NASA CIO Drops The Ball On ACES Authorization
NASA’s ‘act of desperation’ demonstrates continued cyber deficiencies, Federal News Radio
“One of NASA’s main networks used by almost every employee and contractor and managed by Hewlett Packard Enterprise is in such bad shape, the agency’s chief information officer could no longer accept the risk and let the cybersecurity authorization expire. Renee Wynn, NASA’s new CIO, didn’t sign off on the authority to operate (ATO) for systems and tools under the $2.5 billion Agency Consolidated End-user Services (ACES) contract, which HPE won in 2010. Under the 10-year contract, HPE provides and manages most of NASA’s personal computing hardware, agency-standard software, mobile information technology services, peripherals and accessories, associated end-user services and supporting infrastructure. A NASA spokeswoman confirmed the ATO expired on July 24. She said Wynn signed a “conditional” ATO for the systems under ACES, but internal NASA sources said the authorization is just for the management tools and not for the desktops, laptops and other end user devices. Letting an ATO expire on a major agency network is unheard of in government. Multiple federal cyber experts said agencies know at least a year in advance when an authorization and accreditation needs to be renewed.”
NASA Totally Flunks FITARA Scorecard 2 Years In A Row, earlier post
“I need to thank NASA’s AA for Legislative Affairs, Seth Statler, for pointing out the hearing – and NASA’s ‘F’ grade. NASA has the distinction in 2016 for being the only agency to get an overall ‘F’, so congratulations are in order. Of course, in telling everyone about FITARA, it is quite obvious that Statler was doing a little blame shifting as he spoke for NASA CIO Renee Wynn – while throwing her under the bus.”
– Earlier posts
Someone needs to put a temporary ban on anyone connected with NASA using the acronym “ACES”. It’s a spacesuit! No, it’s an upper-stage! No, it’s an IT re-structure!
It’s a floor wax and a dessert topping!
Yet another in a long line of examples of why the decision to centralize and contract out IT services within the agency was a major blunder, as every technically competent person warned it would be from the beginning. I long for the day when someone in authority at the agency will admit the original decision was wrong.
“I long for the day when someone in authority at the agency will admit the original decision was wrong.”
So the agency that can’t simply manage an experienced IT subcontractor can then somehow find the competence and technical know-how to do it themselves??
The decision wasn’t bad, but the execution was.
The agency had plenty of very talented IT system administrators (well, at least Langley Research Center did), who left when the unwise out-sourcing decision was made. You are right, however, that the decision was not bad; it was well beyond bad.

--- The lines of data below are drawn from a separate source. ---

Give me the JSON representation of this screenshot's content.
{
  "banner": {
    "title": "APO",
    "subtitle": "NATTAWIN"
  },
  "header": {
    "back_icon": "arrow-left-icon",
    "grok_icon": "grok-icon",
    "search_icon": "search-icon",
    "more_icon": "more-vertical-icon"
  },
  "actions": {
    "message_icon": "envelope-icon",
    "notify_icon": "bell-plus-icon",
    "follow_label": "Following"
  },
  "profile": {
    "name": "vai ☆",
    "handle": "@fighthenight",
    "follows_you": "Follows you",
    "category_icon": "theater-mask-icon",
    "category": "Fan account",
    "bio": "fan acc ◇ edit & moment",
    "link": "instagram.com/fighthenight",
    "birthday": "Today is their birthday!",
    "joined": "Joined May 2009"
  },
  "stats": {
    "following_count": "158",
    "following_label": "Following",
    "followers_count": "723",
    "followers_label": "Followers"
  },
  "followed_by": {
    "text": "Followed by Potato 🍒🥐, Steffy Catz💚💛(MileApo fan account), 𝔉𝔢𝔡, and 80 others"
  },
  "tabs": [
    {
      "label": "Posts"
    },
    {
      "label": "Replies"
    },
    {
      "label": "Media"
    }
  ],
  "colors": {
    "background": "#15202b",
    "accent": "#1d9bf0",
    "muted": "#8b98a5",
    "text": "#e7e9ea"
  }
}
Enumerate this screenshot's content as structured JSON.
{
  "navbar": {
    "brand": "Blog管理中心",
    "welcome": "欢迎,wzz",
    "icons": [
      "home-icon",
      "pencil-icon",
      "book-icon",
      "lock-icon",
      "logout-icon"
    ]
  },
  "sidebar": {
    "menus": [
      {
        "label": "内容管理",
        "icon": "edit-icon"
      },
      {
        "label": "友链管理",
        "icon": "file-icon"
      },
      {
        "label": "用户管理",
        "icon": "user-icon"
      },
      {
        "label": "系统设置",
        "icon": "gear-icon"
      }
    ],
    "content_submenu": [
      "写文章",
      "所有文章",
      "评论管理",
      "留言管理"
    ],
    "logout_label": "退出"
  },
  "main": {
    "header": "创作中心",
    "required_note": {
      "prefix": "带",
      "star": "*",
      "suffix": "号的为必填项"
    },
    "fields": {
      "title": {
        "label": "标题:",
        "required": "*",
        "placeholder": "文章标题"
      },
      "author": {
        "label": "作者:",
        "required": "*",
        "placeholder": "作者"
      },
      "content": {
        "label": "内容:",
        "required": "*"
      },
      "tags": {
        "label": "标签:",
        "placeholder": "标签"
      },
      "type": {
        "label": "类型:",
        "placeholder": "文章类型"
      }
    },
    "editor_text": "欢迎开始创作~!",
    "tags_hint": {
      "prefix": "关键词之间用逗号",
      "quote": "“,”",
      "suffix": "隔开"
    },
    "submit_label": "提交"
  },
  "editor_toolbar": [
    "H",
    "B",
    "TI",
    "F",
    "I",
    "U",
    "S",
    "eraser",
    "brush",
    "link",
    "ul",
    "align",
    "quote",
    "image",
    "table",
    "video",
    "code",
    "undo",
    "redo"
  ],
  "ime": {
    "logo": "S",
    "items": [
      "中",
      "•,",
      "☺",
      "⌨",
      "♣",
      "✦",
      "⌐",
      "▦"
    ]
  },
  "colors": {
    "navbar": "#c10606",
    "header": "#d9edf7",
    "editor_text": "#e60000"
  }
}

I agree with Mr. Chuck. Previously IT management was a responsibility of individual branches and contractors, and they did an excellent job because they worked directly with the people and specialized organizations they supported. IT is effective only when it is responsive to the needs of the individual organization. In fact, there is not much I can think of that is more intrinsic to a technical organization. Think about Apple. Traditionally each new employee, whether administrative or technical, was given a computer and required to figure out for themselves how to network it and set up their office equipment.
What’s the day-to-day impact of this? The article says the temporary ATO is just for management tools, but yet all the Feds here continue to use (and acquire new) ACES systems.
It seems to me desktop computers have become extremely complex with all the network intricacies and requires huge organizations with highly specialized people much of what they do is very mysterious (kind of like mainframe systems back in 1960s). With network security loaded with firewall and DRM baggage, doing basic stuff like configuring a printer becomes excruciatingly painful (i.e. how many have you done the alt-print and save bmp or cmd-shift-3 to later print a document on another system?). With all this complexity large organizations are ripe for spending a lot of resources on IT stuff that drains efforts away from their core mission.
It does not have to be that complicated. There are reasonably easy to use systems available under linux, apple and even windows, and people who want to learn more should be able to do more. When the first agency-wide IT support contract was implemented, and during an introductory briefing a speaker fromt he new IT contractor said he “might” give us root access to our own unix systems, I knew we were in trouble.